I do hope you and your Fiance make the decisions together. At some point, your needs need to come first. I think it’s very offensive that your in-laws just assume they have access to your savings.
Post # 9
@canuba: Future Sister-In-Law never said her father couldn”t come and visit his grandchild. Her only problem is with him taking her to Virginia for 2 weeks. Even though she is no longer speaking to him because of his manipulation and his actions, he can still visit with his grandchild.
I don’t think he has a legal leg to stand on but he was in court for 15 years with FIs mom fighting for custody and bankrupted her and her parents. I don’t want this to happen to us.

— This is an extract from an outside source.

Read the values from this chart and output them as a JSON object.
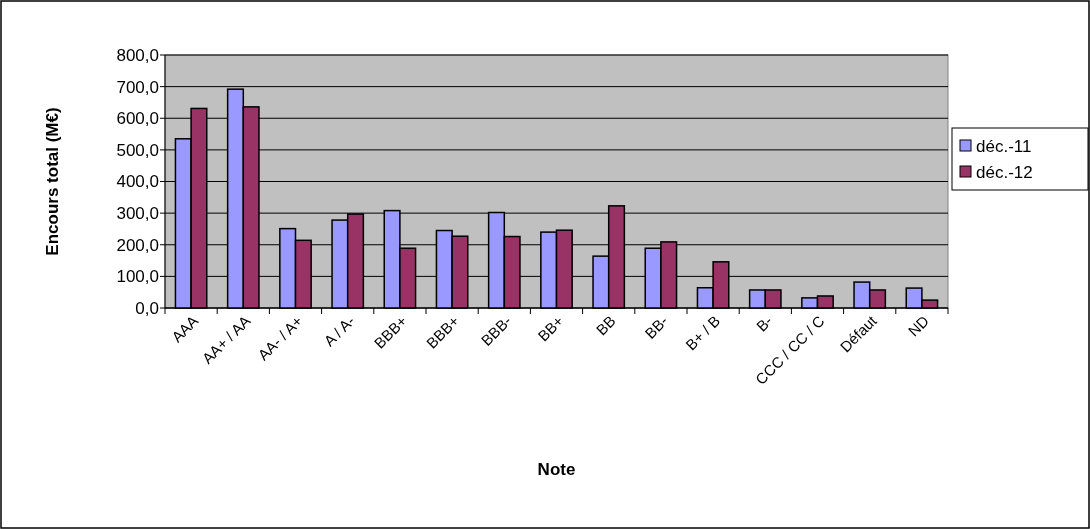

@Mrs. Cooper: Thank you for a little insight. I’ve been reading up on grandparents rights so I don’t think he’ll win but he is the kind of person who won’t quit till he wins.
Post # 10
Thank you all for putting my mind at ease a bit. When Fiance told me how we had to dip into our wedding fund again to help her, I said ok. When he said it was for a lawyer because she doesn’t want a public defender, I got pissed.You hire a lawyer if you have the money, but that’s the whole point of the public defender. It’s for the people who can’t afford an attorney.

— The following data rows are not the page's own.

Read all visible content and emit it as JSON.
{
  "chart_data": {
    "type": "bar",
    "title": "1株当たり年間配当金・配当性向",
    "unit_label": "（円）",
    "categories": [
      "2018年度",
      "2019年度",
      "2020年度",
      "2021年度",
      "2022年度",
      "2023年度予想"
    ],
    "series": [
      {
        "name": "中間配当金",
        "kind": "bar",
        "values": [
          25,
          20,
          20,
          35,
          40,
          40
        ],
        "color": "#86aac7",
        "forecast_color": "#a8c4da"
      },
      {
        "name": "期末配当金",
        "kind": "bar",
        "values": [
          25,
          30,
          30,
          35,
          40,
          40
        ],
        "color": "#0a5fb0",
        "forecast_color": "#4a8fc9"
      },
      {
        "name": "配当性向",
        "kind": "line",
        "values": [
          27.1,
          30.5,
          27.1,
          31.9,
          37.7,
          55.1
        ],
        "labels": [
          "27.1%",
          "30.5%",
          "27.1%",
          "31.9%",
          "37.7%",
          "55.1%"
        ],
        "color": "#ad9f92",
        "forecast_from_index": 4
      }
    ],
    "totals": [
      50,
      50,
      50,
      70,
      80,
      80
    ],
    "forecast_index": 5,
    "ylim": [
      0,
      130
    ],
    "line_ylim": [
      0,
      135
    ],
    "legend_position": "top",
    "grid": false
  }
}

Oh and did I mention the first court date is on my birthday? So not only do Fiance and I have to take off of work to go up to Albany and have to see his father, which at this point just the thought of him makes me sick, but I get to spend my birthday in court.
Post # 11
@Otaqueen: while i understand this is a heartwrenching situation it is wholly unreasonable to expect you to pay for her lawyer—this case is a joke and a public defender would suit her just fine–I would have a long discussion with my fiance about how we are starting our own family now and can’t be constantly be so involved with the drama of his family—let them fight it out, it’s not his or your concern
Post # 12
- Wedding: October 2011 - Bed & Breakfast
Wait… time out…. you can get a public defender for a civil court case????????? I thought public defenders were only awarded for criminal cases? I am so confused. Why in the world would tax dollars be paying a lawyer for a civil trial?
Post # 13
No you aren’t a horrible person for feeling that way! It doesn’t sound like that case is one that requires a super expensive attorney. Besides, a lot of the public defenders are a lot better at what they do then the hourly attorneys that aren’t outrageously expensive.

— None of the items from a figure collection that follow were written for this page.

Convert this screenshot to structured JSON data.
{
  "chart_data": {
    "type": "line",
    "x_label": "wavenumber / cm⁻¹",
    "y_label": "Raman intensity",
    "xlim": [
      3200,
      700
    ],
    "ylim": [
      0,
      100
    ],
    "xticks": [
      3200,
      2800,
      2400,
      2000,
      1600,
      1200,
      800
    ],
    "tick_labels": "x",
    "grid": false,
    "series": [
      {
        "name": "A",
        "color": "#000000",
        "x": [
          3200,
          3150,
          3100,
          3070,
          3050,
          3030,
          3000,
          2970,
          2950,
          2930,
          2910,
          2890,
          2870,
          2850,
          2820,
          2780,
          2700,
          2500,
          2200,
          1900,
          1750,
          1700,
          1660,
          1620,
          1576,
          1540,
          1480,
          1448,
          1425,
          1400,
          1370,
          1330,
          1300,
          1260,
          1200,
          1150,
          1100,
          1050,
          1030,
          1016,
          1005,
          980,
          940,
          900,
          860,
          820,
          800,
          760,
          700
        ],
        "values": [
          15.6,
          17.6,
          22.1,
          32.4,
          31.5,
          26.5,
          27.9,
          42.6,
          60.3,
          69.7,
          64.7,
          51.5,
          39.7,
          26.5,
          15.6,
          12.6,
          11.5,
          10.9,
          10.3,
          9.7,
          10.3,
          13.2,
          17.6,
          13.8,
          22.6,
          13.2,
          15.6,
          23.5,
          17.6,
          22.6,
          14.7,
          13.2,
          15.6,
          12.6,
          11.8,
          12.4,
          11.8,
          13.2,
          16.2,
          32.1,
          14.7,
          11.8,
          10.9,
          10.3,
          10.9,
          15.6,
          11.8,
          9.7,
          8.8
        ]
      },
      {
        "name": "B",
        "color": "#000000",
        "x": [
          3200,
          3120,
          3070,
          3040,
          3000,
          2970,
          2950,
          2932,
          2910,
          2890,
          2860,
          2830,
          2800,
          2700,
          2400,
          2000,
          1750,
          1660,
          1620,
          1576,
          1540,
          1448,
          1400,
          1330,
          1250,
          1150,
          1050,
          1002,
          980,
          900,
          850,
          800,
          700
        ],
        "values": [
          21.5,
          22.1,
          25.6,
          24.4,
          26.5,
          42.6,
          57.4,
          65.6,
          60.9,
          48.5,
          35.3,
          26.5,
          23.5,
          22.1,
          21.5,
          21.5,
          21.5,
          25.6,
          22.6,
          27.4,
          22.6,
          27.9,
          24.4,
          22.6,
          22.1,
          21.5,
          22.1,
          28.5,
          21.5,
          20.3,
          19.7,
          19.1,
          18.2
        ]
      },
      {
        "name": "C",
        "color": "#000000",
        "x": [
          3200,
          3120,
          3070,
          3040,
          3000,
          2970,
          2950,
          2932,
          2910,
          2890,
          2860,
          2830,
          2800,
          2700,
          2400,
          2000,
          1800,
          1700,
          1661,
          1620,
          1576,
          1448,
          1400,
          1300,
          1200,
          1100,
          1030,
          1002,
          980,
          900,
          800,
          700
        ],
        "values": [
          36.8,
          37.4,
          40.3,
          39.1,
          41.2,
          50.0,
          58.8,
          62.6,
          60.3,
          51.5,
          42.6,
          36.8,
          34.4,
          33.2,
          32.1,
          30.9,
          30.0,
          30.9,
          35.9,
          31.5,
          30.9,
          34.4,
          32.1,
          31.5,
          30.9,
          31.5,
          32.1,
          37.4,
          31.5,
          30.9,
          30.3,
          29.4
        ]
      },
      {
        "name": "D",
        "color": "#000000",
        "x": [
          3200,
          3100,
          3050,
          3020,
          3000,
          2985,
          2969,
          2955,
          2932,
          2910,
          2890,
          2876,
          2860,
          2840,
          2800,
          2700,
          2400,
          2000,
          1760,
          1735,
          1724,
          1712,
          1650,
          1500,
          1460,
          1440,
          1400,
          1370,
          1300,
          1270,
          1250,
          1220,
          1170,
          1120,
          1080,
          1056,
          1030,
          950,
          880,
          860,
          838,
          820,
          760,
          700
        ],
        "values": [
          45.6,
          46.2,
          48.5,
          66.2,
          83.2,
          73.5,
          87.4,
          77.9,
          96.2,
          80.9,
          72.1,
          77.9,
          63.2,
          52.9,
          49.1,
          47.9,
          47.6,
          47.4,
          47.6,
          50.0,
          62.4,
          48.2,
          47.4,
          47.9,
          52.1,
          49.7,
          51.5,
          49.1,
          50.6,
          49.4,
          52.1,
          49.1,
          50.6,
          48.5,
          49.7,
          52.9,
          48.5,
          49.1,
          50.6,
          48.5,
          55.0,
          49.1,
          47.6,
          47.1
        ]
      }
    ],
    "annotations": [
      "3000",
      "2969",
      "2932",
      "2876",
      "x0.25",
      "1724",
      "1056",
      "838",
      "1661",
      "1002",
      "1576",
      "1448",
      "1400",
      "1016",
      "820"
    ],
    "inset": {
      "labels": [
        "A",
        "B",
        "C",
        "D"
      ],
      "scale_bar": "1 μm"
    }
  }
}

I’m a little confused about how she can get a public defender for a visitation case, but if she can more power to her.
Post # 14
@lovekiss: You can in ontario.
Post # 15
@lovekiss: I have no idea. The court papers said that she could apply for a public defender if she can’t afford an attorney, so I assume she can get one.
Post # 16
I wouldn’t give anyone a penny. It’s not your (or your FI’s) responsibility to bail them out of their messes. If you ask me, you’ve helped enough. That money is intended for your wedding, nothing else. Maybe I’m insensitive since I’m an only child and I don’t understand the sibling dynamic but putting myself in your situation while Darling Husband has a brother, I wouldn’t sacrifice something as important as my wedding to give him money. Your Father-In-Law will never win his case so spending the money on an expensive lawyer is useless. Your niece hardly knows him and she’s afraid of him. No judge in their right mind would allow him to take her from her mother for an extended period of time. That’s just crazy. She should get a public defender or just defend herself. I really see no plausible way that she could lose the case. Grandparent rights are bullshit if you ask me. It’s not their kid and they have no right to them.